In retrospect, his conformity could have been a desperate defense against interior chaos. The author and his mother do what they can to help George A. stabilize, but the prognosis is poor.
About the same time, Payne pulled ahead, spectacularly: his first novel, Confessions of a Taoist on Wall Street, was a sensation. In a more gentlemanly age, he might have enjoyed absolute loyalty from an editor for an entire career. But the publishing business of the eighties and nineties was in a turmoil of its own. He met with challenges in his writing career, marriage, fatherhood, and eventually—or perhaps inevitably—with keeping sober.
The brothers were quite distant by the time of the tragedy. We hear about their rivalry, their hurts and mutual distrust, which Payne vividly renders in flashback scenes. David disapproved of his brother’s retreat to total dependency. He thought his brother ought to “try” instead of spending all day smoking cigarettes, watching TV in his mother’s house.
Packing up David’s house in Vermont, and sharing a drive down to North Carolina with U-Hauls, gave them hope of spanning that distance. Too little too late: George died on the road back South when the rented truck fishtailed and he lost control.

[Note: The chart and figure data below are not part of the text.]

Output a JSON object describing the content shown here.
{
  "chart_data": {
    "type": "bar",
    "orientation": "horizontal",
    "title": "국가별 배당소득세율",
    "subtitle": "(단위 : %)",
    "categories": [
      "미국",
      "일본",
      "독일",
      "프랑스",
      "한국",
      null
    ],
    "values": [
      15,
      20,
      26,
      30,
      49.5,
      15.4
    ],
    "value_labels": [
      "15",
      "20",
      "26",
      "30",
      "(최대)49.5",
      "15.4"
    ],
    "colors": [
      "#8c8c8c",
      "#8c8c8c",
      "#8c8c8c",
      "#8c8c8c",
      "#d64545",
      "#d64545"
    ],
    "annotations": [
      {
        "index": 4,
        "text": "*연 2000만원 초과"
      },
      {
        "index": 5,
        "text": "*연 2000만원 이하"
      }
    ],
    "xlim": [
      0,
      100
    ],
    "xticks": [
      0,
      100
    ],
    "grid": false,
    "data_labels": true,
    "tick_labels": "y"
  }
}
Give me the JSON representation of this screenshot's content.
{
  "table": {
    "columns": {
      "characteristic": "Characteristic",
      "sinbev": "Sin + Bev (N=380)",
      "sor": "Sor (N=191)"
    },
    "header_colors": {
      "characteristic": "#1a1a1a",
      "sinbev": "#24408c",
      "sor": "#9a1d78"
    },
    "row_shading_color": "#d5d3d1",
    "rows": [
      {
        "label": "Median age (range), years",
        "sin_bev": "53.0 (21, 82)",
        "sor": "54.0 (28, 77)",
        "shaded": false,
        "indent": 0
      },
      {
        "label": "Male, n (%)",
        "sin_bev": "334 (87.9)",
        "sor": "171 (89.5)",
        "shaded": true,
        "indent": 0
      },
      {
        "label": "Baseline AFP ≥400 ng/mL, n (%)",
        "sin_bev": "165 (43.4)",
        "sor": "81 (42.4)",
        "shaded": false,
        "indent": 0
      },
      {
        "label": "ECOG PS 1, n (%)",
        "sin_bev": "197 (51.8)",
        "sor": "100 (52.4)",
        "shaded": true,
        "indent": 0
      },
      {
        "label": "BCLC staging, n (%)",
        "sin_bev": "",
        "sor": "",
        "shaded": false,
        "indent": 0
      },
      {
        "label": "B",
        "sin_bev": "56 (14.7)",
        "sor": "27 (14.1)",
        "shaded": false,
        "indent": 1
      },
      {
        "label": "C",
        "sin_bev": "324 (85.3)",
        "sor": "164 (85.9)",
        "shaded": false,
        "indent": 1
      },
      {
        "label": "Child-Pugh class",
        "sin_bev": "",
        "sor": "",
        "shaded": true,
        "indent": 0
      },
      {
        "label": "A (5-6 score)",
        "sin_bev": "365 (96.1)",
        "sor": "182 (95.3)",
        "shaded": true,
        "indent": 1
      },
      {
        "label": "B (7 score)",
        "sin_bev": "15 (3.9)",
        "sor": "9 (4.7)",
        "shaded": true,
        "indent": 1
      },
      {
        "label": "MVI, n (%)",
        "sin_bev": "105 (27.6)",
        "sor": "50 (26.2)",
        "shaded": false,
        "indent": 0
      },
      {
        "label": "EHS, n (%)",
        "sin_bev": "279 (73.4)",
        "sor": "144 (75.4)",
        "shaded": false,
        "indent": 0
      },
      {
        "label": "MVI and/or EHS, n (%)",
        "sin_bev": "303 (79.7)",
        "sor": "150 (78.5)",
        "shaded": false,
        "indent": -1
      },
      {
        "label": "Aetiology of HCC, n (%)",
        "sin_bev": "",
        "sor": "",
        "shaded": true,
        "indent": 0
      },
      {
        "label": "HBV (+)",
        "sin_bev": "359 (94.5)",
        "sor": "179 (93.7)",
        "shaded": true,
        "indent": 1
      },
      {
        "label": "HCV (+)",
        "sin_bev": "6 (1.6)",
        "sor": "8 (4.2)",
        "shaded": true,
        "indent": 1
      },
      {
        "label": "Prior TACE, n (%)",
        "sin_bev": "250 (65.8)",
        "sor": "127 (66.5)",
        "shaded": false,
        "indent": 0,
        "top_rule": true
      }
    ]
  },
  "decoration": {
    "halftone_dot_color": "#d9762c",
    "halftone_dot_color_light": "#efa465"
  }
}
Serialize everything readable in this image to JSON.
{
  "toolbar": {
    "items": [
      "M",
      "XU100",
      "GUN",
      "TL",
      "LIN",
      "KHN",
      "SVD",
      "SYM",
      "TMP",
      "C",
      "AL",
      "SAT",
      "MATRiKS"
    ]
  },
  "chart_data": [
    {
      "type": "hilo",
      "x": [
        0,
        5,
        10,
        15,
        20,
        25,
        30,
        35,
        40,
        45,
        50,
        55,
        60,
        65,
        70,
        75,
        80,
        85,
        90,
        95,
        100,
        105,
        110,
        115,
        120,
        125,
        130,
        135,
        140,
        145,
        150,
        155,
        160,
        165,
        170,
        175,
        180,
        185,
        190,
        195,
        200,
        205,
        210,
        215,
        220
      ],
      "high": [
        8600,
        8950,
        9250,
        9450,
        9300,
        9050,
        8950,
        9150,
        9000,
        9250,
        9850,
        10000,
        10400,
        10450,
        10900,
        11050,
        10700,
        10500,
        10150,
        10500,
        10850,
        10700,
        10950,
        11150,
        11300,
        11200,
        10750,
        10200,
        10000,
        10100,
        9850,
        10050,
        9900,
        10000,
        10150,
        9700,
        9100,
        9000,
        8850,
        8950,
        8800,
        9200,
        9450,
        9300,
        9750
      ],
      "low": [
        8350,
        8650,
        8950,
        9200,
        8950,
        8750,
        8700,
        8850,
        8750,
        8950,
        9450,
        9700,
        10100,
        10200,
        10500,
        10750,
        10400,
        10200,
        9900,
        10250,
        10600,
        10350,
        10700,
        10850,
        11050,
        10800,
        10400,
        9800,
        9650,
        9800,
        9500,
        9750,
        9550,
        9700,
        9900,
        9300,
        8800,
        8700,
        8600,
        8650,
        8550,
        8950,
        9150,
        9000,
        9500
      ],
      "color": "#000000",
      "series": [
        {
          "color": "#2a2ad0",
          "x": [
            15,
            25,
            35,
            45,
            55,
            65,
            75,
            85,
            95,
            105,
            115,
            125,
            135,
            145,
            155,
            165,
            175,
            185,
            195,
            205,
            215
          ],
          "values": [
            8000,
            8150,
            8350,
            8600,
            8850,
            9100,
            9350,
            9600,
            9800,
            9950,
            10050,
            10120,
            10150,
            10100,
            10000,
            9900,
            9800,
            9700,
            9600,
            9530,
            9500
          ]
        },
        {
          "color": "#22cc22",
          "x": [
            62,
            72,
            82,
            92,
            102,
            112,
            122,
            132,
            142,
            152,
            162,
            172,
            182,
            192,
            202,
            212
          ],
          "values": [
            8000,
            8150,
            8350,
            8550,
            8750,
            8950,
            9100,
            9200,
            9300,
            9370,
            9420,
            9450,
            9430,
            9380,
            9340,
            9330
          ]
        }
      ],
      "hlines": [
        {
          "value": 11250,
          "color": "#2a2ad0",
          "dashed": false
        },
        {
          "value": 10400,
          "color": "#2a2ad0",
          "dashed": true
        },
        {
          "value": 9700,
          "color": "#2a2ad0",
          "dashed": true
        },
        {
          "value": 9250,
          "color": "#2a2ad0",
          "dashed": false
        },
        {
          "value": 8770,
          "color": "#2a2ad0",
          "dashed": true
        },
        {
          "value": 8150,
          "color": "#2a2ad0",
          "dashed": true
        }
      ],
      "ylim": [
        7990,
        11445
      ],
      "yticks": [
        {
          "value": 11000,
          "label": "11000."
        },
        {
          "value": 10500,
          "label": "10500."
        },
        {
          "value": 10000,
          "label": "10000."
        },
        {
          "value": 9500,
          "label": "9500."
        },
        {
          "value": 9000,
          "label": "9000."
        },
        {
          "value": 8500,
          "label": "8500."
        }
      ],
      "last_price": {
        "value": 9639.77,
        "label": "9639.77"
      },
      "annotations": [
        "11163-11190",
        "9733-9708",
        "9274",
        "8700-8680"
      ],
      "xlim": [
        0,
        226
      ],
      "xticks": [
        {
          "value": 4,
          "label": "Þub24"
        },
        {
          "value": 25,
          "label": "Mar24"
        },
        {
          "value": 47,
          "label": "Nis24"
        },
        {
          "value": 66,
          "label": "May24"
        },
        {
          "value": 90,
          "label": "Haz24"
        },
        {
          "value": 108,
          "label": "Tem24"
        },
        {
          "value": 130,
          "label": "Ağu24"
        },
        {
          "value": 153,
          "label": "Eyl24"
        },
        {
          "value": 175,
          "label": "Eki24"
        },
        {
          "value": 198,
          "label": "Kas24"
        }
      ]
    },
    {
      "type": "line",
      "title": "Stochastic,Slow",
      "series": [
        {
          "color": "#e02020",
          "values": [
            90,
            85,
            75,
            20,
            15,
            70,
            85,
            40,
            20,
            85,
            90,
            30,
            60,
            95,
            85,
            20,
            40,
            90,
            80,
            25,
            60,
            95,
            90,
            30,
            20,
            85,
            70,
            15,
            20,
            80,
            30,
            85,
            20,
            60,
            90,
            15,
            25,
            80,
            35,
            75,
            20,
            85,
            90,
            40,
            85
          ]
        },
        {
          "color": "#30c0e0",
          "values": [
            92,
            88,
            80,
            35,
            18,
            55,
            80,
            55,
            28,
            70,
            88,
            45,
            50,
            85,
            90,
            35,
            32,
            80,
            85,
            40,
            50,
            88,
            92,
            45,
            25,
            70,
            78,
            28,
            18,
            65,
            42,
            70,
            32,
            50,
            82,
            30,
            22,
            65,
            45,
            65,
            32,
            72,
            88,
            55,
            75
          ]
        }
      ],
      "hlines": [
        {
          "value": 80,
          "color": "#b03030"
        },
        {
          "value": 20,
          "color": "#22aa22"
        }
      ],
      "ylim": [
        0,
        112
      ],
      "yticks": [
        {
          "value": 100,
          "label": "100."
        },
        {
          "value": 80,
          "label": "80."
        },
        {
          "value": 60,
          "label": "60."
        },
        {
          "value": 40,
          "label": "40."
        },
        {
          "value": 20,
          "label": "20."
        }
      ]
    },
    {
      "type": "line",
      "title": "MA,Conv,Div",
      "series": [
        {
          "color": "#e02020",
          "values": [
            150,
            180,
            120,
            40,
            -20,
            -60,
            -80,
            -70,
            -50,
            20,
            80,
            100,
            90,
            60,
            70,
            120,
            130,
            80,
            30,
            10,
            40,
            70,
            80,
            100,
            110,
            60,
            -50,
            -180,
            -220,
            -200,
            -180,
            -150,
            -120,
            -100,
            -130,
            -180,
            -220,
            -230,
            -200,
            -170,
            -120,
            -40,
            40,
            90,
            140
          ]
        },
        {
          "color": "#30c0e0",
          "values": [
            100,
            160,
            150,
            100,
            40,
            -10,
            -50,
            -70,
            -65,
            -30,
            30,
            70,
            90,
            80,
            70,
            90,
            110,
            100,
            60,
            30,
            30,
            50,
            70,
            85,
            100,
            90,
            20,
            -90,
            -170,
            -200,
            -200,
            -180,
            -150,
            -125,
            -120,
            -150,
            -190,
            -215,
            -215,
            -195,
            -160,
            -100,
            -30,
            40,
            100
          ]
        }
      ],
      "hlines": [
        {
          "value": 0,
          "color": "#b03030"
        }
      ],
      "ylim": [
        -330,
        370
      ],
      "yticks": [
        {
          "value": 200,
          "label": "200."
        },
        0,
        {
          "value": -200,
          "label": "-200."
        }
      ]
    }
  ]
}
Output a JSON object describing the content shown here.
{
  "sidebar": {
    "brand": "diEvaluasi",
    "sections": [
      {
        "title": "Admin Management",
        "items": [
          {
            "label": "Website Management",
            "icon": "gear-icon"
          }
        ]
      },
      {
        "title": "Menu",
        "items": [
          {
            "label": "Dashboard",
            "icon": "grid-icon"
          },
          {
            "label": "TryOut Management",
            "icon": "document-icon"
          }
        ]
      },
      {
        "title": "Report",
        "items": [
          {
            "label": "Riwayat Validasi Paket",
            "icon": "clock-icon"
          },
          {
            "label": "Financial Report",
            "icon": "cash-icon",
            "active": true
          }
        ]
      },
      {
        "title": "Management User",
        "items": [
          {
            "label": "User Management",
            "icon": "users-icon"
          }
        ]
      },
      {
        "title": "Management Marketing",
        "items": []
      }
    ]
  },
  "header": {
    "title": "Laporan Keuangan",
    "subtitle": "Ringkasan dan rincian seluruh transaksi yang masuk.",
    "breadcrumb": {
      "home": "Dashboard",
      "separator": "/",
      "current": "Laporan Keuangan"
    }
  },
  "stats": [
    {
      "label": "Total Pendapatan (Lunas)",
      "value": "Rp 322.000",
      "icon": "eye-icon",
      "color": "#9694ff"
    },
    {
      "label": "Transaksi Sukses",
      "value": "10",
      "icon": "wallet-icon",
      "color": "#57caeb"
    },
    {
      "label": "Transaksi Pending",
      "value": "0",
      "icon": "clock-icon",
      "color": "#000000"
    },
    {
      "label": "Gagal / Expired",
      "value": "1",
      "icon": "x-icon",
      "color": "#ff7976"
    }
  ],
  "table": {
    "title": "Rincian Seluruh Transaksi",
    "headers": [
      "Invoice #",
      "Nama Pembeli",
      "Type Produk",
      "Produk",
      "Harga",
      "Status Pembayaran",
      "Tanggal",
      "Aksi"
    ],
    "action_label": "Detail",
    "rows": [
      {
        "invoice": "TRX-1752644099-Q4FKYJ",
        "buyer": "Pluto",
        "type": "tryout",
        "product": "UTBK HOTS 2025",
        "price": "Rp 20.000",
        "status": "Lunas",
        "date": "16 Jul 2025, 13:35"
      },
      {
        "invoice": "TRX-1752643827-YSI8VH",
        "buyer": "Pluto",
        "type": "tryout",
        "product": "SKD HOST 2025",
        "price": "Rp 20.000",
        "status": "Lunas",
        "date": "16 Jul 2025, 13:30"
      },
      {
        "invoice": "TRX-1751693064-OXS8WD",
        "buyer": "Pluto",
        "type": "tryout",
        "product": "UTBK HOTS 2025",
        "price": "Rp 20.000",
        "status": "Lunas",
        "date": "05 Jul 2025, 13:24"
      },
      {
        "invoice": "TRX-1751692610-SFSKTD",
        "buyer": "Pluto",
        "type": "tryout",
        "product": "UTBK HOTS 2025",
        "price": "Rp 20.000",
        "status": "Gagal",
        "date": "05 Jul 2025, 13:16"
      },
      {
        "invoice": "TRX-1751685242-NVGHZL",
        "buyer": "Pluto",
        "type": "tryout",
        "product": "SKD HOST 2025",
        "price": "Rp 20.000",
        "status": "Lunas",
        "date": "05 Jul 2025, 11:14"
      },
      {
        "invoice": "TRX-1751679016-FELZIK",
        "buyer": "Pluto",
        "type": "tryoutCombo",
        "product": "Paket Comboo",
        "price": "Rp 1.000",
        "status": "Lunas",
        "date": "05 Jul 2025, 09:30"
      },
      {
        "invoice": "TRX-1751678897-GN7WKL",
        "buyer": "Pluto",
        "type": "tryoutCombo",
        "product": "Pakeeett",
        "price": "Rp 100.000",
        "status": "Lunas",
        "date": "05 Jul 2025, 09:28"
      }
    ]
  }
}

The heart of Payne’s memoir is the great gap between these two brothers, and David’s struggles before and after George’s death. We see their efforts to be good men, to make their way in the world as wounded and damaged as they are. They never get it quite right. Payne forces himself to show us the worst and the best. Merging memoir with tragedy, he shows us not only what it was, but what could never be.
Payne’s unique contribution to the genre of memoir could be his comprehensiveness. There’s something critic Fred Hobson calls “the Southern urge to explain,” apparent in last-century works by Faulkner or Penn Warren or Thomas Wolfe. Payne brings the same impulse into a new mode. With a distinctly Southern ambition, he insists that every tangent be traced back to the center, to the “spots of time” he’s exploring and exploding. In this, Barefoot to Avalon stands apart from the more linear heroes and heroines who populate today’s memoirs. Barefoot to Avalon insists that individual history and old harm imbue every hour of our lives, and that every hour is also entirely new, unlived, full of potential.